Same thing that happens every day. (S)he gets the students' names as they get on the bus and checks them off on the route list. If any student is unaccounted for, (s)he gets a bus monitor to reconcile the list.
This isn't rocket science, folks.
I think it's more the responsibility of a staff member, rather than a bus driver.
There is no "if." My daughter's school has 850 students and they're responsible for accounting for how every single one of them leaves the building at the end of the day. So trust me when I tell you there's a whole battalion of bus monitors out there making sure every kid on a bus route gets on their assigned bus.

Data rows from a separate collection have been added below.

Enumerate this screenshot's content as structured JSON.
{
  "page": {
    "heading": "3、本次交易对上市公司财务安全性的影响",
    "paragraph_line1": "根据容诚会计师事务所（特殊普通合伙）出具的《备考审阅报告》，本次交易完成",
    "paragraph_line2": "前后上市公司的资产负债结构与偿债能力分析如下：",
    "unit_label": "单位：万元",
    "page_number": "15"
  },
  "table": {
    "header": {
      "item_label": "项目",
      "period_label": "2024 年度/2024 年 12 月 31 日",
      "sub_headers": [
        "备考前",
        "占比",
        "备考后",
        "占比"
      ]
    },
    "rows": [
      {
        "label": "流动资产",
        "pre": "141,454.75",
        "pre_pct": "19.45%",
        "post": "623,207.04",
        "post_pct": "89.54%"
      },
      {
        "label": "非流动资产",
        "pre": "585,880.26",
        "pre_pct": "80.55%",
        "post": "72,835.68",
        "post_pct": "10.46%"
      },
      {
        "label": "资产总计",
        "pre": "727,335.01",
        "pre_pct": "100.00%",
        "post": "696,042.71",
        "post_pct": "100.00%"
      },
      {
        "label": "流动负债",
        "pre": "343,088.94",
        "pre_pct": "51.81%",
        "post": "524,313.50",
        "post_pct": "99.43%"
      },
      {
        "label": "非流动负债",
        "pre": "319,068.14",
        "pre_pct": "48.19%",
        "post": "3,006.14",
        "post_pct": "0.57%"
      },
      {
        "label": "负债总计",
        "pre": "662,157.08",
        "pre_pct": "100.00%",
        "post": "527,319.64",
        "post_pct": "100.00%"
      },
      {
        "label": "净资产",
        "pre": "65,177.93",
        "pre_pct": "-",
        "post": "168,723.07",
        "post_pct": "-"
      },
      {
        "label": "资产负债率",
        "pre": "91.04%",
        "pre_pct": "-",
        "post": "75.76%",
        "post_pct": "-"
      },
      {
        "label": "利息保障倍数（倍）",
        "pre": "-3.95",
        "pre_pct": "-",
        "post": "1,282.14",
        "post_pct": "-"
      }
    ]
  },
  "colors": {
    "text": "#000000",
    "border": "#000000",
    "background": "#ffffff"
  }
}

That's your school. Not all schools operate the same; that much is clear from the posts on this thread. We're not discussing your school, but a broader concern about schools nation-wide.
No, I'm not at all. I was speaking hypothetically about the future. After this incident, the principal "could" take this or that action. The preceding sentence, "This situation shouldn't be allowed to continue" indicates a discussion about future solutions follows, not assumptions about the past occurrence. If I'd been making an assumption about the past event, I'd have said "could have" done X, using a past verb tense. You misread the post.
No I didn't. You seem to think that a staff member sees every single thing that happens between one kid and another. Impossible.
Heck, most parents can't control their kids 100% of the time, either.
Any bus driver who leaves without accounting for all the students on his/her route will quickly find out otherwise.
How does a bus driver with a list know which children may have been taken to a dentist or doctor appointment during the day. Bus drivers are not responsible for school attendance. Teachers are, and attendance books are considered a legal record of attendance.